Poverty and greed make a person too thick-skinned to be sensitive to the world
beyond the self. The only option is to hope for a generational shift when more
people will be aware of the issues beyond the limited self. Don’t you think we
need to have the topics of kindness, consideration and civic sense in our
curriculum?
Unfortunately with the Indian
population ever-exploding, and more people fighting for diminishing resources,
it seems a dream to visualize a society where the milkman, the fruit-vendor,
the sweet-maker, the government officials and rest of the horde will become
humane enough to be self-responsible and follow the laws even if there is no
apparent risk of getting caught.
Law-abiding
instincts get honed over a period of time.
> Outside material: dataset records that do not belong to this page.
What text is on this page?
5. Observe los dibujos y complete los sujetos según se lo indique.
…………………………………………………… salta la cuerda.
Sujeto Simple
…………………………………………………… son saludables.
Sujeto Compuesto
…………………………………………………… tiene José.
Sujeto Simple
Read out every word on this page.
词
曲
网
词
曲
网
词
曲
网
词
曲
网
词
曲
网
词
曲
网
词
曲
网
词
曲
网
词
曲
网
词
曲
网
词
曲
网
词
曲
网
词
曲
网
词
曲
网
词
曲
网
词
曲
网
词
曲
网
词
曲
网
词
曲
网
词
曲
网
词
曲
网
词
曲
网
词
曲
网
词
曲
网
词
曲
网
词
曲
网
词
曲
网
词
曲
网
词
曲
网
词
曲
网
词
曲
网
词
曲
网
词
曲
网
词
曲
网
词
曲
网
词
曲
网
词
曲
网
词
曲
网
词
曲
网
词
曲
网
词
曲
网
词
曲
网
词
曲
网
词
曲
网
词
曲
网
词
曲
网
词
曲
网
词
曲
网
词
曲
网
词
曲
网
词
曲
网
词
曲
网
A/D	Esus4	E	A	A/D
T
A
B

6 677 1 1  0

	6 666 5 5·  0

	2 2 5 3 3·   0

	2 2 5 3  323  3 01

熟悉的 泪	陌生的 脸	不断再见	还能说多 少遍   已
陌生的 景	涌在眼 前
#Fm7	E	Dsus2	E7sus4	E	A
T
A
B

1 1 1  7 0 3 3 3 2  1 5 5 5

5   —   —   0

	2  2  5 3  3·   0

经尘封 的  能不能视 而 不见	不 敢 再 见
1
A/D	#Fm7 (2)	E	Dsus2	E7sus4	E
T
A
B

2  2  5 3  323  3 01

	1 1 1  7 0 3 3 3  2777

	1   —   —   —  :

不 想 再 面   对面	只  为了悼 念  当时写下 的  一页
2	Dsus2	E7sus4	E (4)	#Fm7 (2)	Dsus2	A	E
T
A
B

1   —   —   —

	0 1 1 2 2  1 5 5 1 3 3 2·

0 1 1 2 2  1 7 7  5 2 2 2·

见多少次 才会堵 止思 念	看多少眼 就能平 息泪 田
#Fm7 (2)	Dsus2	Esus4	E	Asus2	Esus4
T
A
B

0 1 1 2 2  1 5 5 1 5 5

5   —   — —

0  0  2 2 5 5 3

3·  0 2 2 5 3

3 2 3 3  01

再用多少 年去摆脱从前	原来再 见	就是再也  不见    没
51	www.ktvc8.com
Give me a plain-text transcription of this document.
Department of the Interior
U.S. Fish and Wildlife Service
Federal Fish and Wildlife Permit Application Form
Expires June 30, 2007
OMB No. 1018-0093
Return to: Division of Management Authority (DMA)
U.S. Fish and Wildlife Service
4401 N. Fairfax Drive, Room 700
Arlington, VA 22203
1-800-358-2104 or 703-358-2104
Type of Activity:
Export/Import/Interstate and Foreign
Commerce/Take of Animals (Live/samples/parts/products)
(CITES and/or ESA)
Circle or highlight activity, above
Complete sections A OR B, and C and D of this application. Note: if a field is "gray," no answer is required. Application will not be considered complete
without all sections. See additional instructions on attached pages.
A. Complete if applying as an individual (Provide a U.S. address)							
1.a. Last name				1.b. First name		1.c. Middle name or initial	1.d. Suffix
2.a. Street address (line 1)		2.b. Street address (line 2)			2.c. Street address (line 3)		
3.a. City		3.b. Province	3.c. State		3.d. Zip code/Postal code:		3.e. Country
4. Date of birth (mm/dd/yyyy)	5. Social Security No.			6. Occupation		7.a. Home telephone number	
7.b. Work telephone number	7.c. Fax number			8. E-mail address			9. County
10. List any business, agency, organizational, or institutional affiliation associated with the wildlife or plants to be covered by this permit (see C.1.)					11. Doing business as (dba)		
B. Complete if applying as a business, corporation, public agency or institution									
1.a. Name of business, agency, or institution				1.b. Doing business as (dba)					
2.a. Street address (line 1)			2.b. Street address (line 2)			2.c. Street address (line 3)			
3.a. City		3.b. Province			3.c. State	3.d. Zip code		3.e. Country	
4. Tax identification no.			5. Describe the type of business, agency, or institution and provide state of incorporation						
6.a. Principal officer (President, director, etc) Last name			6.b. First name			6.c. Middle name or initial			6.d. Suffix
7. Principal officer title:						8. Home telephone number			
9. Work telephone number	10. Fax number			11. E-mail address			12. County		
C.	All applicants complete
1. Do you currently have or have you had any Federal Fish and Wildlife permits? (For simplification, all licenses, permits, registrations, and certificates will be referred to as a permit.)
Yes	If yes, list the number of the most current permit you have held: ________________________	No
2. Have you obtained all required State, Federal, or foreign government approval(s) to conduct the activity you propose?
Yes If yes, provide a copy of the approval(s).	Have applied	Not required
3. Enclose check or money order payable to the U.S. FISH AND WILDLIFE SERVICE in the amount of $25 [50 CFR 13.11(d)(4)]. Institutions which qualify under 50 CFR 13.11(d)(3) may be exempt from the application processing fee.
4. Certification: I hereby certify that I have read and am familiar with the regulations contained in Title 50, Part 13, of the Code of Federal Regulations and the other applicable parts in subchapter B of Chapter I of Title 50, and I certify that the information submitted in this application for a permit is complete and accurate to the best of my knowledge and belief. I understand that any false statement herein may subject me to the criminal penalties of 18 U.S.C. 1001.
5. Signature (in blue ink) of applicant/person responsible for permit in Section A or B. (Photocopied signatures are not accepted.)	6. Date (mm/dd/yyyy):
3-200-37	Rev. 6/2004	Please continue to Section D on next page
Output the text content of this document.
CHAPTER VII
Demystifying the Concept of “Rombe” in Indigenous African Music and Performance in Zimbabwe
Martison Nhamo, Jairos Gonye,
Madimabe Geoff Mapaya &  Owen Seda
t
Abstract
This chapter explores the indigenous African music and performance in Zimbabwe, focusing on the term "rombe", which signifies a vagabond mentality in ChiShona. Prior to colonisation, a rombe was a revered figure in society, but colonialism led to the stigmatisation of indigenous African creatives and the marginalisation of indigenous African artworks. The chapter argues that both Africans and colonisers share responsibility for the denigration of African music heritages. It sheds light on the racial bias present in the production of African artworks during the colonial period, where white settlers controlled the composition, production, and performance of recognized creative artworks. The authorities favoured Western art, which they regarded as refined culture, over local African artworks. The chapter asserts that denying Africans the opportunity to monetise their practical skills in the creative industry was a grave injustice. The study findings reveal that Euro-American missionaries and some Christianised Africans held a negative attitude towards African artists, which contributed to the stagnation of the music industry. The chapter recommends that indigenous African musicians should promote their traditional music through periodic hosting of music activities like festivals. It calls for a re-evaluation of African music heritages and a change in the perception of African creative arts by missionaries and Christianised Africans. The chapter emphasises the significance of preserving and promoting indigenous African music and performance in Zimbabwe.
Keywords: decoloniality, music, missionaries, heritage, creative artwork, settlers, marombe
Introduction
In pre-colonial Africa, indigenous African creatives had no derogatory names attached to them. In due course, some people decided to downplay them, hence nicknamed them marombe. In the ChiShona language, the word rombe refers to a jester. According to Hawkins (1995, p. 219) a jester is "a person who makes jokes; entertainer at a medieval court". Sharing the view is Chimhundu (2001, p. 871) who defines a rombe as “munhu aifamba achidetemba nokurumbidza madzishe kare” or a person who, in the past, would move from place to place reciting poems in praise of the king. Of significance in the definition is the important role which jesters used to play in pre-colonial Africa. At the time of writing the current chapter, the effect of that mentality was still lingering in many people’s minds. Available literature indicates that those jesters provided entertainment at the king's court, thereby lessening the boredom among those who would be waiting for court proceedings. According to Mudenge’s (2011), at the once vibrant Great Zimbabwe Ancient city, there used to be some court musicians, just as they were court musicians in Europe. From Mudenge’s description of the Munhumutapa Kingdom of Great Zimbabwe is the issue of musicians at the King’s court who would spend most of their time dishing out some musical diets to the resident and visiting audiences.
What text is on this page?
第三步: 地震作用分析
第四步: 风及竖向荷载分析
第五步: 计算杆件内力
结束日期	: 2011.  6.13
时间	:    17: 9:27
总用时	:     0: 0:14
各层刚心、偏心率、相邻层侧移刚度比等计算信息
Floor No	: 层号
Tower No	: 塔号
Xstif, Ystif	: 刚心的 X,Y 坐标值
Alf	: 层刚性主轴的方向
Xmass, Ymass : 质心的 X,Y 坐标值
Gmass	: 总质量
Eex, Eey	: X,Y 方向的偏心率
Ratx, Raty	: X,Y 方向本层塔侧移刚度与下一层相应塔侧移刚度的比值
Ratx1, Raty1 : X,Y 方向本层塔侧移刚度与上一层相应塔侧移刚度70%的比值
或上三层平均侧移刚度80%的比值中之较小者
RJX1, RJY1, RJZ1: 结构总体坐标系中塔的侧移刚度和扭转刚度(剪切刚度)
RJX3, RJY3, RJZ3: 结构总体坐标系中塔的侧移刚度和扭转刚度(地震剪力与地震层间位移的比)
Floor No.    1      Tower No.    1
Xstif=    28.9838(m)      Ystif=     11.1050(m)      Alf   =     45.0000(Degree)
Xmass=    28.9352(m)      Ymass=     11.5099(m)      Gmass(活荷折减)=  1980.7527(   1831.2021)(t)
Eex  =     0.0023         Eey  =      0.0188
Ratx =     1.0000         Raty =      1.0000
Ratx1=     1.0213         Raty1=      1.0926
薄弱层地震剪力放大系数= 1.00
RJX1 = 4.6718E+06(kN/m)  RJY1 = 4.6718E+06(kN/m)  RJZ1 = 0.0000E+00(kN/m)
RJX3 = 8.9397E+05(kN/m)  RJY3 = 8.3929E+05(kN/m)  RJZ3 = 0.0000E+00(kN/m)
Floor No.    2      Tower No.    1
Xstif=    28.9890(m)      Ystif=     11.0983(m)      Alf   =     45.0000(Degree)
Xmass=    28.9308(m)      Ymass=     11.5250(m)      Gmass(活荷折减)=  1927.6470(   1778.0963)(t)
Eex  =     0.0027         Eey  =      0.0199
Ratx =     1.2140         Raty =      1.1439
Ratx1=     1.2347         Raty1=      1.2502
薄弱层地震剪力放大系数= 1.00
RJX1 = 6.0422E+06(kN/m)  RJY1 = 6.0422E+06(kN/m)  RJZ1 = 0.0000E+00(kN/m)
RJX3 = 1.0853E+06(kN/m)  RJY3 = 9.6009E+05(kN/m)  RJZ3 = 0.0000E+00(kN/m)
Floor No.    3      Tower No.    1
It’s like stopping at a red light on
a totally empty road, in the depths of night, with absolutely nobody around,
and no fear of punishment, but you still put up breaks, and smile. It gives a
strange sense of contentment to be self-responsible for such tiny
transgressions. Just looking forward to a day when majority of the Indians will
come out of the pit of self-obsessed survival and be self-responsible not just
for their own existence but for others’ convenience as well.
Considerate
individuals make a loving society where you at least take care of your fellow
journeymen’s interests, or at least try not to stomp over neighborly feet. In
this manner, we can avoid a stampede at least. With our little caring outlook
in traffic, in parking lots, in bazaars, and everywhere, a small rectified step
is far more effective in changing the system than you believe. If you still have
any doubts about the effectiveness of your considerate, caring step, which in
effect mathematically add to loving kindness, then I take some time to narrate
an Arabic story.
A fire
broke out in a city. Everybody was running around to salvage as much as
possible before escaping to safety. From the wealthiest to the poorest, from the
strongest to the weakest, all appeared in a mad frenzy to take something more
from the pits of fire. A small sparrow but was seen scurrying back and forth
between a pond nearby and the burning city. It would take a beakful of water
and drop it into the fire. A powerful man saw this and laughed, “O little
sparrow, when the world is burning, and so high and mighty find themselves
helpless to do anything, what will your tiny drops do?” The sparrow said, “It
might not mean much to the fire, but on the day of the judgment I will have the
freedom of saying that I did what I could.”
Well, I don’t
think we need to say more on this to emphasize the point.